第三十一章 高贵士族
作品:《 追缘寻君记》“梨蕊,我来抱抱他,你歇会儿吧!”元夕笑眯眯地说道。
梨蕊很有眼色地将小郎送到元夕手上。
元夕一手揽着小郎,一手倒了杯茶,一饮而尽,说道:“这茶真好呀!唉,只是不知明日能不能喝得上?”
梨蕊笑道:“奴婢明日一早再煮便是。”
元夕忧伤了,摇头叹息,“你不知道么?被桓石虔追杀,岂能有命?没了命,还喝什么茶?”
小郎似懂非懂地听着,愣愣地看着元夕的眼睛,一动不动。
元夕摸了摸他的头,说道:“你就打算一直不说话,装哑巴么?你看,因为你的缘故,我们四人都被追杀,却不知缘由!”小郎略有所动。

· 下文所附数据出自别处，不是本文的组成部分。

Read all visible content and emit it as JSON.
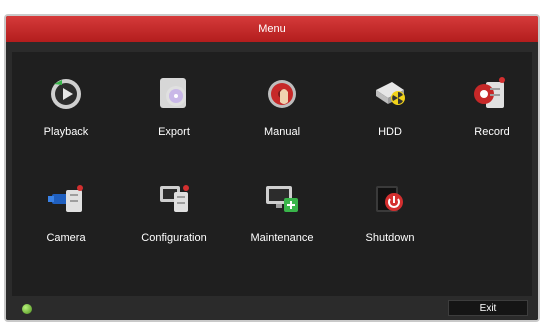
{
  "window": {
    "title": "Menu"
  },
  "menu": {
    "items": [
      {
        "label": "Playback",
        "icon": "playback-icon"
      },
      {
        "label": "Export",
        "icon": "export-icon"
      },
      {
        "label": "Manual",
        "icon": "manual-icon"
      },
      {
        "label": "HDD",
        "icon": "hdd-icon"
      },
      {
        "label": "Record",
        "icon": "record-icon"
      },
      {
        "label": "Camera",
        "icon": "camera-icon"
      },
      {
        "label": "Configuration",
        "icon": "configuration-icon"
      },
      {
        "label": "Maintenance",
        "icon": "maintenance-icon"
      },
      {
        "label": "Shutdown",
        "icon": "shutdown-icon"
      }
    ]
  },
  "footer": {
    "exit_label": "Exit",
    "status_icon": "status-indicator-icon"
  },
  "colors": {
    "title_bar": "#c62828",
    "background": "#1f1f1f",
    "accent_red": "#d32f2f"
  }
}
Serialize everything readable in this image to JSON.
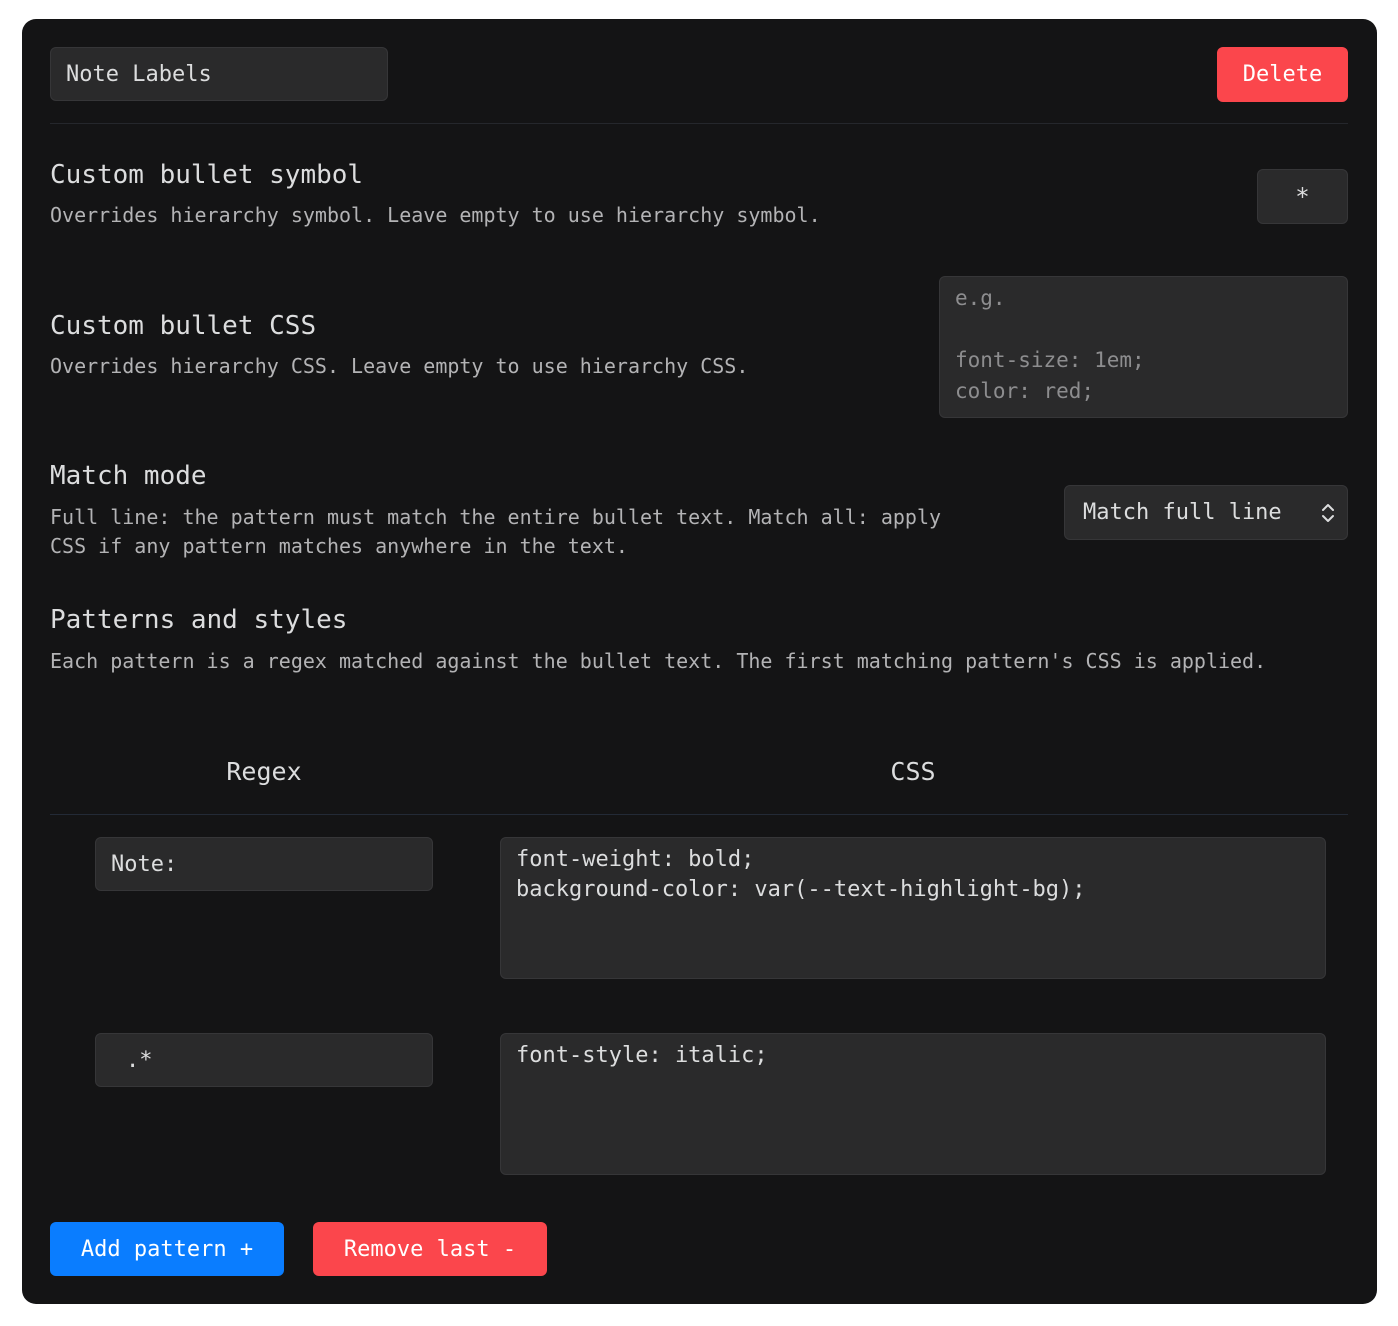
{
  "header": {
    "name_value": "Note Labels",
    "delete_label": "Delete"
  },
  "bullet_symbol": {
    "name": "Custom bullet symbol",
    "desc": "Overrides hierarchy symbol. Leave empty to use hierarchy symbol.",
    "value": "*"
  },
  "bullet_css": {
    "name": "Custom bullet CSS",
    "desc": "Overrides hierarchy CSS. Leave empty to use hierarchy CSS.",
    "placeholder": "e.g.\n\nfont-size: 1em;\ncolor: red;"
  },
  "match_mode": {
    "name": "Match mode",
    "desc": "Full line: the pattern must match the entire bullet text. Match all: apply CSS if any pattern matches anywhere in the text.",
    "selected": "Match full line",
    "chevron_icon": "chevron-up-down-icon"
  },
  "patterns": {
    "name": "Patterns and styles",
    "desc": "Each pattern is a regex matched against the bullet text. The first matching pattern's CSS is applied.",
    "columns": [
      "Regex",
      "CSS"
    ],
    "rows": [
      {
        "regex": "Note:",
        "css": "font-weight: bold;\nbackground-color: var(--text-highlight-bg);"
      },
      {
        "regex": ".*",
        "css": "font-style: italic;"
      }
    ]
  },
  "actions": {
    "add_label": "Add pattern +",
    "remove_label": "Remove last -"
  },
  "colors": {
    "accent_red": "#fb464c",
    "accent_blue": "#0a7dff",
    "panel_bg": "#141415",
    "input_bg": "#2a2a2b"
  }
}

元夕问道:“你能告诉我,你叫什么?几岁了?”小郎张张嘴,还是没有声音。
元夕眼珠转了转,看了汪忆一眼,对小郎说道:“你姓桓,是桓石虔的儿子!”
小郎大怒,叫道:“不是!”
元夕和汪忆大笑。
笑完,元夕道:“完了,你说话了!说一个字是说,说十个字也是说,你几岁了?”
小郎愤愤地看着元夕,不语。
元夕笑道:“你不说,我也知道,你姓袁。”
小郎吃惊地看着元夕。
元夕接着道:“三岁。”
小郎嗫喏道:“你怎么知道?”
元夕不答,“还有个人,他和你约好的事情,我也知道。”
小郎垂目不语,泪珠子“啪嗒、啪嗒”地落了下来。
元夕并不劝慰,只是拿了帕子轻轻拭去,说道:“你看,我们现在呆在一块儿,就是一伙的了,不如商量一下怎么杀桓石虔,可是你连姓名都不告诉我,咱们怎么合伙?”
“你先告诉我,你叫什么名字。”小郎道。
“我叫——”元夕忽然说不下去了,我究竟是谁?从哪里来?要去哪儿?
“你不告诉我就算了,不用骗我。”小郎眼神灼灼道。
元夕失笑,“我只是突然想到我吃了毒药,不知还能活多久,前途渺茫而已。”
“你吃了毒药?为什么?”小儿疑惑道。
“莫名惹上一恶人,不吃的话,当时就得死,所以我吃下毒药赌一把。”
小郎同情地看着元夕,半响,说道:“我叫袁复,太和四年生的,我不记得我见过父亲,听说我父亲叫袁瑾,祖父是袁真。”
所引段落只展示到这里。